Another top Justice Department official, however, described the alleged terrorist plot as more "aspirational than operational." And police were unable to find explosives or other materiel that would indicate that the defendants were serious about carrying out the plot.

In court, prosecutor Richard Gregorie told the jury this case was about jihad, saying the seven men had the "sole purpose of creating a holy war against the United States."

The suspects, dubbed the Liberty City Seven for the impoverished section of Miami where they lived, were charged after a lengthy investigation in which an FBI informant posed as an al-Qaida member and led the seven in a pledge to the terrorist group and Osama bin Laden.

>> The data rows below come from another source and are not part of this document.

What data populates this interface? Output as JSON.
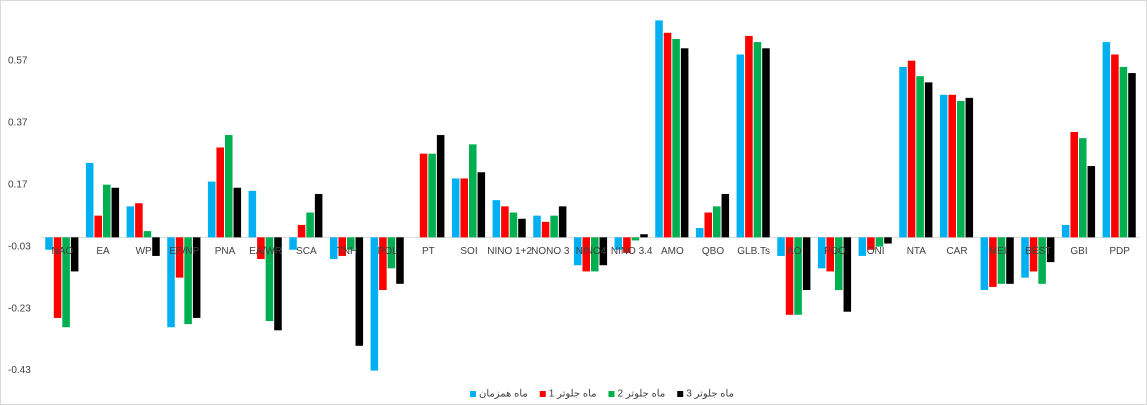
{
  "chart_data": {
    "type": "bar",
    "categories": [
      "NAO",
      "EA",
      "WP",
      "EP/NP",
      "PNA",
      "EA/WR",
      "SCA",
      "TNH",
      "POL",
      "PT",
      "SOI",
      "NINO 1+2",
      "NONO 3",
      "NINO4",
      "NINO 3.4",
      "AMO",
      "QBO",
      "GLB.Ts",
      "AO",
      "PDO",
      "ONI",
      "NTA",
      "CAR",
      "MEI",
      "BEST",
      "GBI",
      "PDP"
    ],
    "series": [
      {
        "name": "ماه همزمان",
        "color": "#00b0f0",
        "values": [
          -0.04,
          0.24,
          0.1,
          -0.29,
          0.18,
          0.15,
          -0.04,
          -0.07,
          -0.43,
          null,
          0.19,
          0.12,
          0.07,
          -0.09,
          -0.04,
          0.7,
          0.03,
          0.59,
          -0.06,
          -0.1,
          -0.06,
          0.55,
          0.46,
          -0.17,
          -0.13,
          0.04,
          0.63
        ]
      },
      {
        "name": "1 ماه جلوتر",
        "color": "#ff0000",
        "values": [
          -0.26,
          0.07,
          0.11,
          -0.13,
          0.29,
          -0.07,
          0.04,
          -0.06,
          -0.17,
          0.27,
          0.19,
          0.1,
          0.05,
          -0.11,
          -0.05,
          0.66,
          0.08,
          0.65,
          -0.25,
          -0.11,
          -0.04,
          0.57,
          0.46,
          -0.16,
          -0.11,
          0.34,
          0.59
        ]
      },
      {
        "name": "2 ماه جلوتر",
        "color": "#00b050",
        "values": [
          -0.29,
          0.17,
          0.02,
          -0.28,
          0.33,
          -0.27,
          0.08,
          -0.04,
          -0.1,
          0.27,
          0.3,
          0.08,
          0.07,
          -0.11,
          -0.01,
          0.64,
          0.1,
          0.63,
          -0.25,
          -0.17,
          -0.03,
          0.52,
          0.44,
          -0.15,
          -0.15,
          0.32,
          0.55
        ]
      },
      {
        "name": "3 ماه جلوتر",
        "color": "#000000",
        "values": [
          -0.11,
          0.16,
          -0.06,
          -0.26,
          0.16,
          -0.3,
          0.14,
          -0.35,
          -0.15,
          0.33,
          0.21,
          0.06,
          0.1,
          -0.09,
          0.01,
          0.61,
          0.14,
          0.61,
          -0.17,
          -0.24,
          -0.02,
          0.5,
          0.45,
          -0.15,
          -0.08,
          0.23,
          0.53
        ]
      }
    ],
    "ylim": [
      -0.47,
      0.74
    ],
    "yticks": [
      -0.43,
      -0.23,
      -0.03,
      0.17,
      0.37,
      0.57
    ],
    "legend": "bottom"
  }
}
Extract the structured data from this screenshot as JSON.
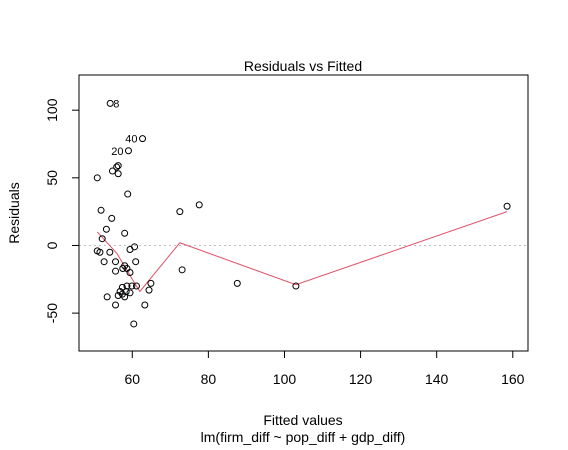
{
  "chart_data": {
    "type": "scatter",
    "title": "Residuals vs Fitted",
    "xlabel": "Fitted values",
    "subtitle": "lm(firm_diff ~ pop_diff + gdp_diff)",
    "ylabel": "Residuals",
    "xlim": [
      46,
      164
    ],
    "ylim": [
      -78,
      126
    ],
    "x_ticks": [
      60,
      80,
      100,
      120,
      140,
      160
    ],
    "y_ticks": [
      -50,
      0,
      50,
      100
    ],
    "reference_line_y": 0,
    "grid": false,
    "colors": {
      "points": "#000000",
      "smoother": "#DF536B",
      "reference": "#BEBEBE"
    },
    "points": [
      {
        "x": 54.2,
        "y": 105,
        "label": "8"
      },
      {
        "x": 62.7,
        "y": 79,
        "label": "40"
      },
      {
        "x": 59.0,
        "y": 70,
        "label": "20"
      },
      {
        "x": 56.3,
        "y": 59
      },
      {
        "x": 55.9,
        "y": 58
      },
      {
        "x": 54.8,
        "y": 55
      },
      {
        "x": 56.3,
        "y": 53
      },
      {
        "x": 50.8,
        "y": 50
      },
      {
        "x": 58.8,
        "y": 38
      },
      {
        "x": 51.8,
        "y": 26
      },
      {
        "x": 54.6,
        "y": 20
      },
      {
        "x": 53.2,
        "y": 12
      },
      {
        "x": 58.0,
        "y": 9
      },
      {
        "x": 52.1,
        "y": 5
      },
      {
        "x": 60.6,
        "y": -1
      },
      {
        "x": 59.4,
        "y": -3
      },
      {
        "x": 50.8,
        "y": -4
      },
      {
        "x": 51.5,
        "y": -5
      },
      {
        "x": 54.1,
        "y": -5
      },
      {
        "x": 52.6,
        "y": -12
      },
      {
        "x": 55.6,
        "y": -12
      },
      {
        "x": 60.9,
        "y": -12
      },
      {
        "x": 58.0,
        "y": -15
      },
      {
        "x": 57.5,
        "y": -17
      },
      {
        "x": 58.6,
        "y": -17
      },
      {
        "x": 59.4,
        "y": -20
      },
      {
        "x": 55.6,
        "y": -19
      },
      {
        "x": 64.9,
        "y": -28
      },
      {
        "x": 59.9,
        "y": -30
      },
      {
        "x": 58.6,
        "y": -30
      },
      {
        "x": 61.1,
        "y": -30
      },
      {
        "x": 57.4,
        "y": -31
      },
      {
        "x": 56.8,
        "y": -34
      },
      {
        "x": 64.4,
        "y": -33
      },
      {
        "x": 58.4,
        "y": -34
      },
      {
        "x": 59.4,
        "y": -35
      },
      {
        "x": 57.4,
        "y": -36
      },
      {
        "x": 58.0,
        "y": -38
      },
      {
        "x": 53.4,
        "y": -38
      },
      {
        "x": 56.3,
        "y": -37
      },
      {
        "x": 55.6,
        "y": -44
      },
      {
        "x": 63.3,
        "y": -44
      },
      {
        "x": 60.4,
        "y": -58
      },
      {
        "x": 72.5,
        "y": 25
      },
      {
        "x": 77.6,
        "y": 30
      },
      {
        "x": 73.1,
        "y": -18
      },
      {
        "x": 87.6,
        "y": -28
      },
      {
        "x": 103.0,
        "y": -30
      },
      {
        "x": 158.5,
        "y": 29
      }
    ],
    "smoother": {
      "x": [
        50.8,
        56.0,
        60.0,
        62.0,
        72.5,
        103.0,
        158.5
      ],
      "y": [
        10,
        -6,
        -25,
        -34,
        2,
        -29,
        25
      ]
    }
  }
}
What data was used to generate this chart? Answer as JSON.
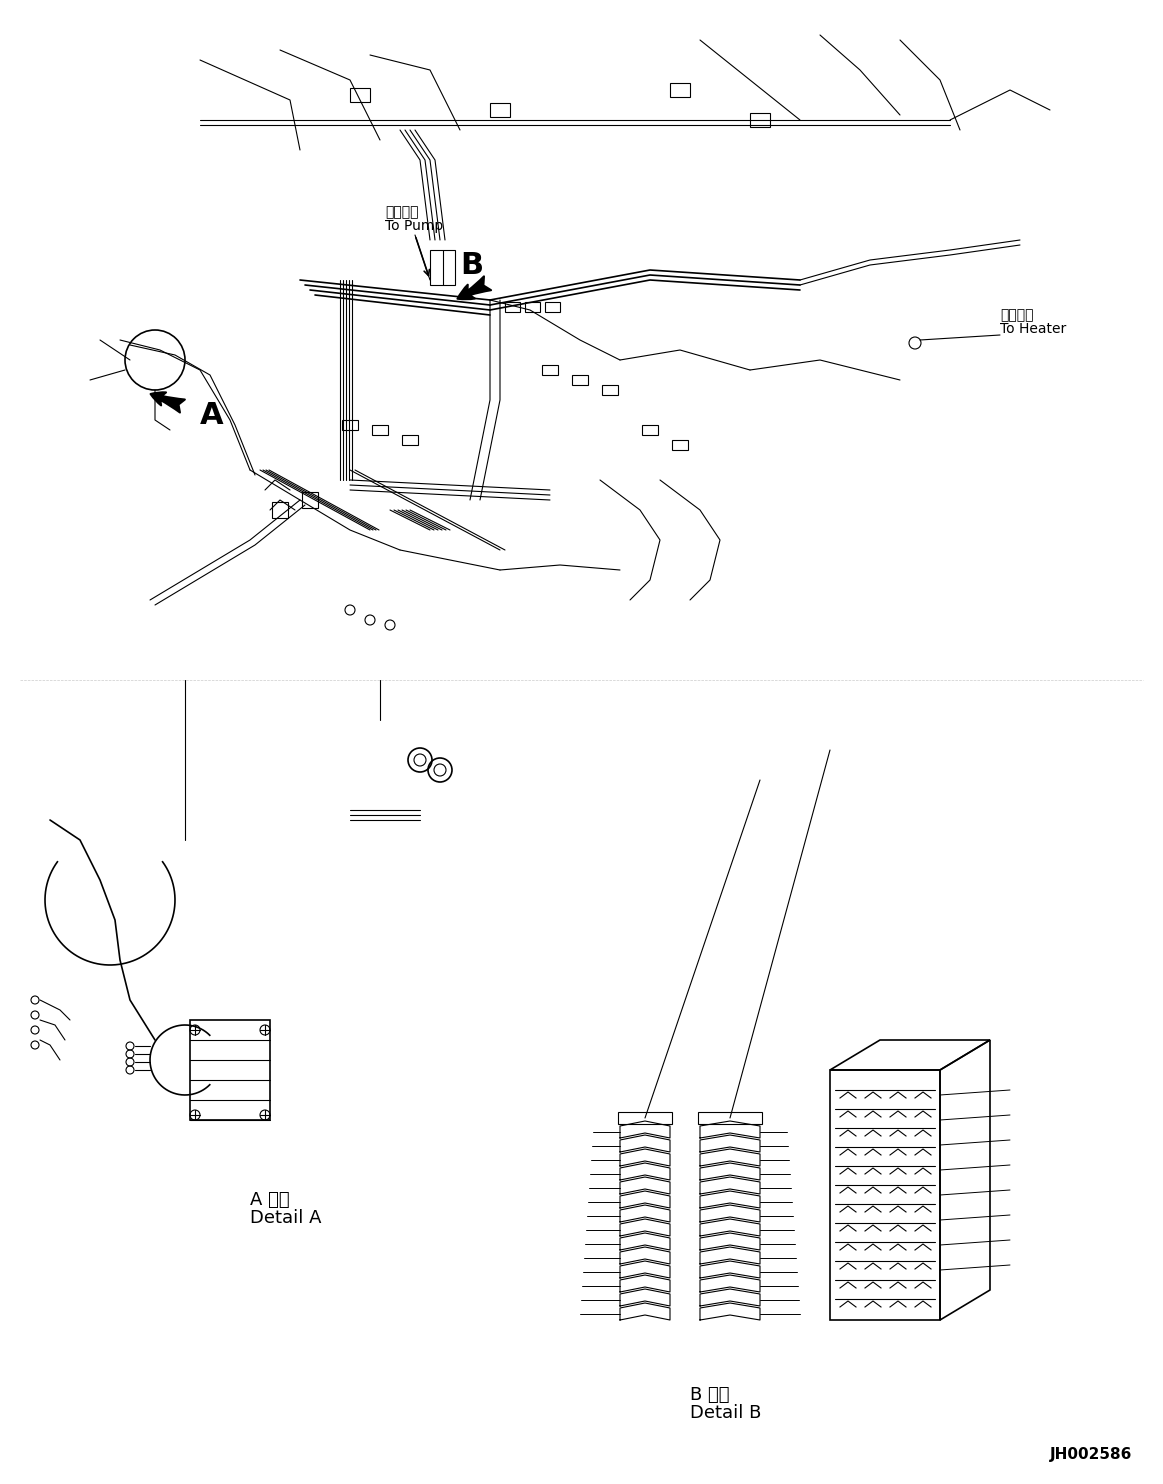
{
  "bg_color": "#ffffff",
  "line_color": "#000000",
  "fig_width": 11.63,
  "fig_height": 14.84,
  "dpi": 100,
  "label_pump_ja": "ポンプへ",
  "label_pump_en": "To Pump",
  "label_heater_ja": "ヒータへ",
  "label_heater_en": "To Heater",
  "label_A_detail_ja": "A 詳細",
  "label_A_detail_en": "Detail A",
  "label_B_detail_ja": "B 詳細",
  "label_B_detail_en": "Detail B",
  "label_code": "JH002586",
  "label_A": "A",
  "label_B": "B"
}
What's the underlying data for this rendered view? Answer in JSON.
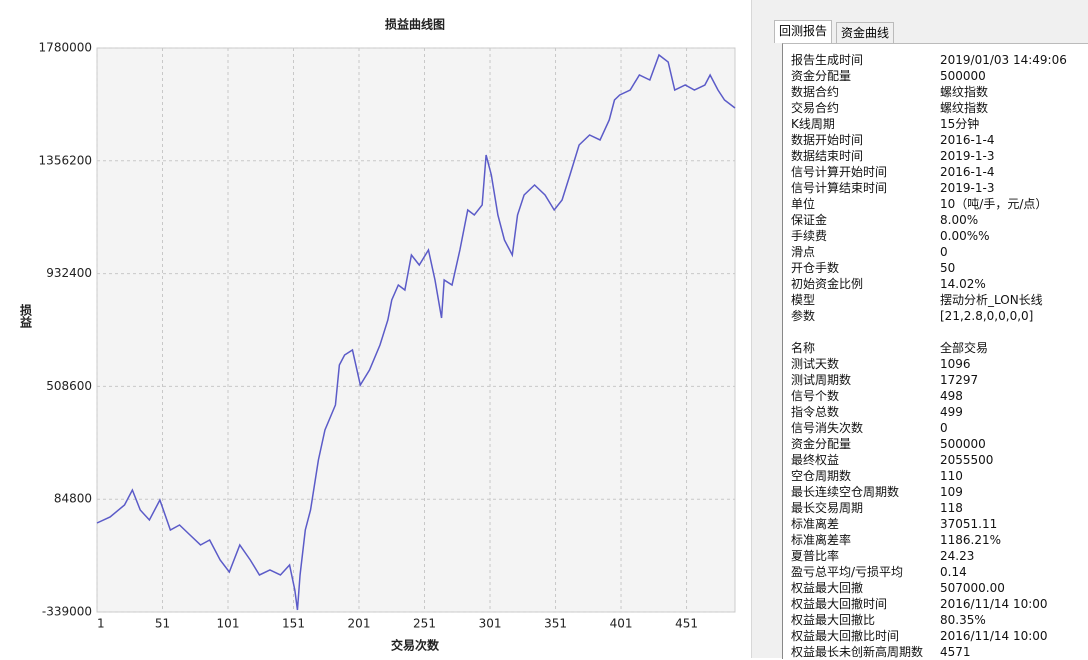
{
  "chart_data": {
    "type": "line",
    "title": "损益曲线图",
    "y_label": "损益",
    "x_label": "交易次数",
    "color": "#5b5bc8",
    "grid": true,
    "xlim": [
      1,
      488
    ],
    "xticks": [
      1,
      51,
      101,
      151,
      201,
      251,
      301,
      351,
      401,
      451
    ],
    "ylim": [
      -339000,
      1780000
    ],
    "yticks": [
      1780000,
      1356200,
      932400,
      508600,
      84800,
      -339000
    ],
    "x": [
      1,
      11,
      22,
      28,
      34,
      41,
      49,
      57,
      64,
      72,
      80,
      87,
      95,
      102,
      110,
      118,
      125,
      133,
      141,
      148,
      152,
      154,
      156,
      160,
      164,
      170,
      175,
      183,
      186,
      190,
      196,
      202,
      209,
      217,
      223,
      226,
      231,
      236,
      241,
      247,
      254,
      259,
      264,
      266,
      272,
      278,
      284,
      289,
      295,
      298,
      302,
      307,
      312,
      318,
      322,
      327,
      335,
      343,
      350,
      356,
      362,
      369,
      377,
      385,
      392,
      396,
      400,
      408,
      415,
      423,
      430,
      437,
      442,
      450,
      457,
      465,
      469,
      475,
      480,
      488
    ],
    "values": [
      -4600,
      18000,
      63100,
      119400,
      44300,
      6700,
      81800,
      -30900,
      -12100,
      -49700,
      -87200,
      -68400,
      -143600,
      -188700,
      -87200,
      -143600,
      -199900,
      -181200,
      -199900,
      -162400,
      -256300,
      -331400,
      -199900,
      -30900,
      44300,
      232100,
      344800,
      438800,
      589000,
      626600,
      645400,
      513900,
      570200,
      664200,
      758100,
      833200,
      889600,
      870800,
      1002300,
      964700,
      1021100,
      908400,
      765600,
      908400,
      889600,
      1021100,
      1171400,
      1152600,
      1190200,
      1378000,
      1302900,
      1152600,
      1058700,
      1002300,
      1152600,
      1227700,
      1265300,
      1227700,
      1171400,
      1208900,
      1302900,
      1415600,
      1453100,
      1434400,
      1509500,
      1584600,
      1603400,
      1622200,
      1678600,
      1659800,
      1753700,
      1727400,
      1622200,
      1641000,
      1622200,
      1641000,
      1678600,
      1622200,
      1584600,
      1554600
    ]
  },
  "tabs": [
    "回测报告",
    "资金曲线"
  ],
  "report": {
    "groups": [
      {
        "rows": [
          [
            "报告生成时间",
            "2019/01/03 14:49:06"
          ],
          [
            "资金分配量",
            "500000"
          ],
          [
            "数据合约",
            "螺纹指数"
          ],
          [
            "交易合约",
            "螺纹指数"
          ],
          [
            "K线周期",
            "15分钟"
          ],
          [
            "数据开始时间",
            "2016-1-4"
          ],
          [
            "数据结束时间",
            "2019-1-3"
          ],
          [
            "信号计算开始时间",
            "2016-1-4"
          ],
          [
            "信号计算结束时间",
            "2019-1-3"
          ],
          [
            "单位",
            "10（吨/手，元/点）"
          ],
          [
            "保证金",
            "8.00%"
          ],
          [
            "手续费",
            "0.00%%"
          ],
          [
            "滑点",
            "0"
          ],
          [
            "开仓手数",
            "50"
          ],
          [
            "初始资金比例",
            "14.02%"
          ],
          [
            "模型",
            "摆动分析_LON长线"
          ],
          [
            "参数",
            "[21,2.8,0,0,0,0]"
          ]
        ]
      },
      {
        "rows": [
          [
            "名称",
            "全部交易"
          ],
          [
            "测试天数",
            "1096"
          ],
          [
            "测试周期数",
            "17297"
          ],
          [
            "信号个数",
            "498"
          ],
          [
            "指令总数",
            "499"
          ],
          [
            "信号消失次数",
            "0"
          ],
          [
            "资金分配量",
            "500000"
          ],
          [
            "最终权益",
            "2055500"
          ],
          [
            "空仓周期数",
            "110"
          ],
          [
            "最长连续空仓周期数",
            "109"
          ],
          [
            "最长交易周期",
            "118"
          ],
          [
            "标准离差",
            "37051.11"
          ],
          [
            "标准离差率",
            "1186.21%"
          ],
          [
            "夏普比率",
            "24.23"
          ],
          [
            "盈亏总平均/亏损平均",
            "0.14"
          ],
          [
            "权益最大回撤",
            "507000.00"
          ],
          [
            "权益最大回撤时间",
            "2016/11/14 10:00"
          ],
          [
            "权益最大回撤比",
            "80.35%"
          ],
          [
            "权益最大回撤比时间",
            "2016/11/14 10:00"
          ],
          [
            "权益最长未创新高周期数",
            "4571"
          ]
        ]
      }
    ]
  }
}
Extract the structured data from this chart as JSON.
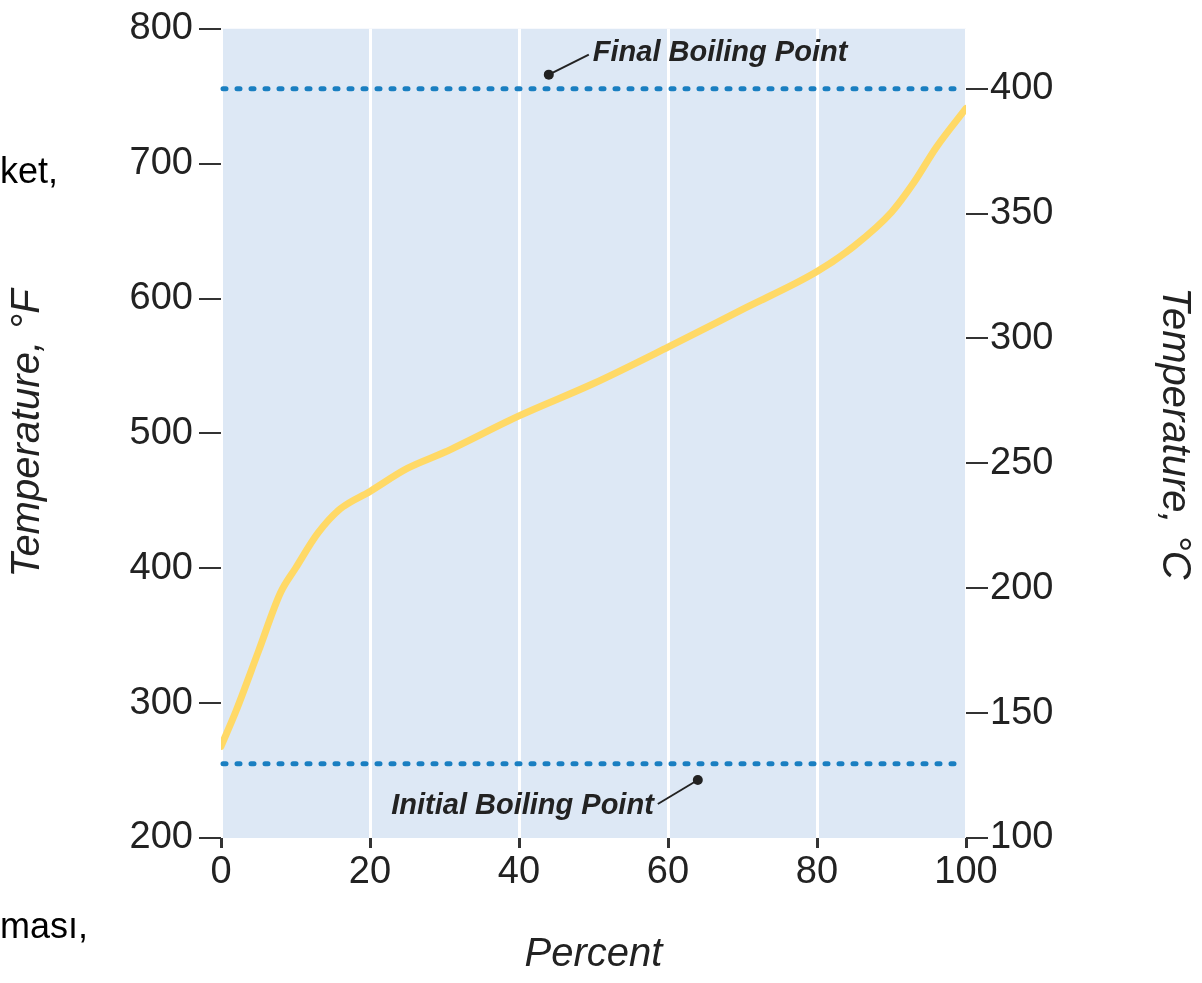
{
  "chart_data": {
    "type": "line",
    "xlabel": "Percent",
    "ylabel": "Temperature, °F",
    "y2label": "Temperature, °C",
    "x": [
      0,
      2,
      5,
      8,
      10,
      13,
      16,
      20,
      25,
      30,
      40,
      50,
      60,
      70,
      80,
      85,
      90,
      93,
      96,
      100
    ],
    "series": [
      {
        "color": "#ffd966",
        "values": [
          268,
          294,
          338,
          382,
          400,
          426,
          444,
          457,
          474,
          486,
          513,
          537,
          564,
          592,
          620,
          639,
          664,
          686,
          712,
          741
        ]
      }
    ],
    "xlim": [
      0,
      100
    ],
    "xticks": [
      0,
      20,
      40,
      60,
      80,
      100
    ],
    "ylim": [
      200,
      800
    ],
    "yticks": [
      200,
      300,
      400,
      500,
      600,
      700,
      800
    ],
    "y2lim": [
      100,
      424
    ],
    "y2ticks": [
      100,
      150,
      200,
      250,
      300,
      350,
      400
    ],
    "ref_lines": [
      {
        "axis": "y2",
        "value": 400,
        "color": "#1a7fc1",
        "line_style": "dotted"
      },
      {
        "axis": "y",
        "value": 255,
        "color": "#1a7fc1",
        "line_style": "dotted"
      }
    ],
    "annotations": [
      {
        "text": "Final Boiling Point",
        "x": 44,
        "y": 766
      },
      {
        "text": "Initial Boiling Point",
        "x": 64,
        "y": 243
      },
      "ket,",
      "ması,"
    ],
    "grid": "x",
    "legend": false,
    "marker": "none",
    "line_style": "solid"
  }
}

After a long trial and nine days of deliberation, the jury found the alleged ringleader of the seven not guilty on all four terror conspiracy counts and said they could not reach a verdict on the other six. The judge declared a mistrial.

So then came the second trial of the renamed Liberty City Six. And it ended the same way - jurors could not agree and the judge declared a mistrial.

End of story?

Not so fast. This week a patently over-zealous Miami federal prosecutor announced he would put on the six defendants on trial for a third time.

As the Washington Post pointed out in an editorial, "It is not unusual for prosecutors to retry a case once if a jury deadlocks. But a second retrial is exceedingly rare and is usually reserved for murder cases. A third trial on terrorism-related charges appears to be unprecedented and raises serious questions about whether prosecutors are more concerned with saving face
than seeking justice."

Saving face indeed! And hoping against hope they will finally find the Holy Grail. Which will legitimate the hero's worth or raise the dead or decide who the next king should be.